The combined score formula works as follows. Take the average job page count from the print log. Compute the total time per average job as FCOT plus the page count divided by PPM, multiplied by 60 to convert to seconds. The lower number wins. Two machines with different FCOT and PPM specs can be compared on this single number rather than on each spec separately.

For an office with average 4 page jobs, a 70 ppm 9 second FCOT machine produces 9 plus 60 divided by 70 times 3 equals 11.6 seconds total per job. A 35 ppm 4 second FCOT machine produces 4 plus 60 divided by 35 times 3 equals 9.1 seconds total per job. The slower nominal machine wins on this workload by 22 percent. Multiply across thousands of jobs per month and the productivity difference is real. Where the broader question of matching machine class to workload comes back into focus, particularly around segment classification, sits at What the industry copier segments from one through six actually mean for you.

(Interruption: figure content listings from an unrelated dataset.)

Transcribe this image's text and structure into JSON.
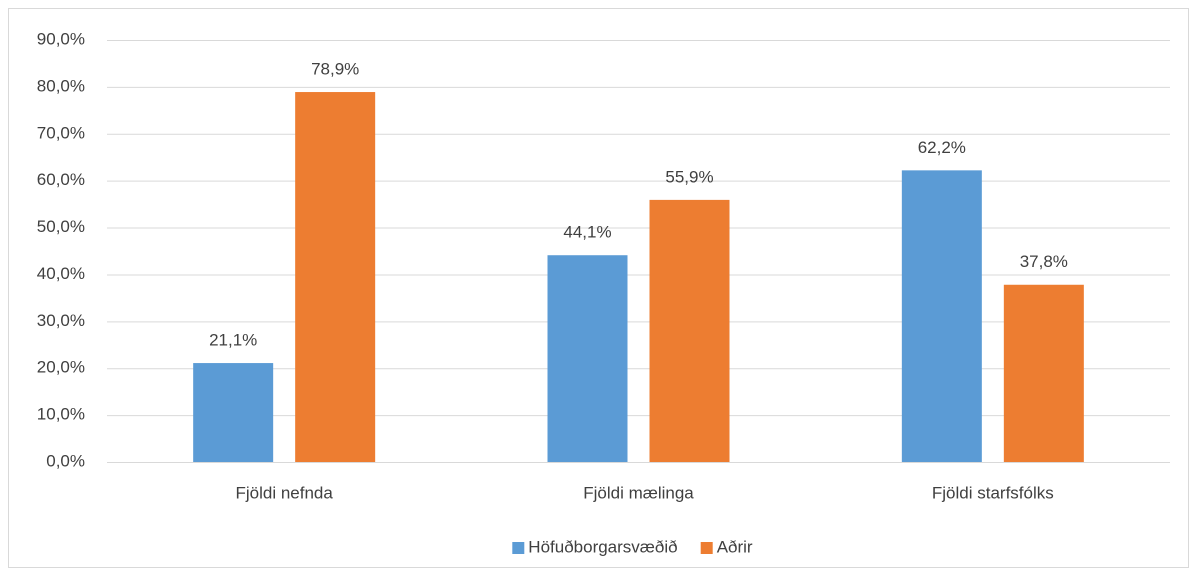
{
  "chart_data": {
    "type": "bar",
    "categories": [
      "Fjöldi nefnda",
      "Fjöldi mælinga",
      "Fjöldi starfsfólks"
    ],
    "series": [
      {
        "name": "Höfuðborgarsvæðið",
        "color": "#5b9bd5",
        "values": [
          21.1,
          44.1,
          62.2
        ],
        "value_labels": [
          "21,1%",
          "44,1%",
          "62,2%"
        ]
      },
      {
        "name": "Aðrir",
        "color": "#ed7d31",
        "values": [
          78.9,
          55.9,
          37.8
        ],
        "value_labels": [
          "78,9%",
          "55,9%",
          "37,8%"
        ]
      }
    ],
    "ylim": [
      0,
      90
    ],
    "yticks": [
      {
        "value": 0,
        "label": "0,0%"
      },
      {
        "value": 10,
        "label": "10,0%"
      },
      {
        "value": 20,
        "label": "20,0%"
      },
      {
        "value": 30,
        "label": "30,0%"
      },
      {
        "value": 40,
        "label": "40,0%"
      },
      {
        "value": 50,
        "label": "50,0%"
      },
      {
        "value": 60,
        "label": "60,0%"
      },
      {
        "value": 70,
        "label": "70,0%"
      },
      {
        "value": 80,
        "label": "80,0%"
      },
      {
        "value": 90,
        "label": "90,0%"
      }
    ],
    "grid": true,
    "legend": "bottom"
  }
}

The contrarian case for higher PPM despite the math

One workload pattern flips the FCOT dominance. Offices where multiple users hit the printer simultaneously during peak periods experience queueing delays that PPM solves better than FCOT. If three users send 5 page jobs at the same minute, the second and third users wait for jobs ahead of them in the queue. The waiting time is dominated by PPM, not by FCOT, because the first job is finishing before the next user can start.

For an office of 30 staff sharing one MFP with peak usage clustered around 9 AM and 4 PM, the queueing pattern can dominate user experience. Higher PPM machines clear the queue faster, even if FCOT is slightly slower. The trade off depends on how clustered the workload is in time. Smooth distribution favors lower FCOT. Bursty distribution favors higher PPM.

Most modern offices fall somewhere between the two patterns, with morning and afternoon clusters but reasonable distribution through the rest of the day. The optimal machine balances FCOT and PPM rather than maximizing either one. Where this leads in machine selection is toward middle of the segment options that offer reasonable numbers on both axes rather than extreme values on either. The Kyocera TASKalfa 4054ci with 40 ppm and 4.6 second FCOT exemplifies this balance, and the segment level mapping that puts it in context is at How to tell whether you need an office class copier or a production class one.

FCOT measures the wait the user actually experiences for short jobs. PPM measures sustained throughput on long jobs. Office workloads sit on the FCOT side of the trade off about 80 percent of the time. Reading both numbers, weighting them by the office's actual job profile, and choosing the machine that minimizes total wait per typical job produces better daily user experience than choosing the machine with the highest headline PPM. The faster looking machine is sometimes the slower feeling machine.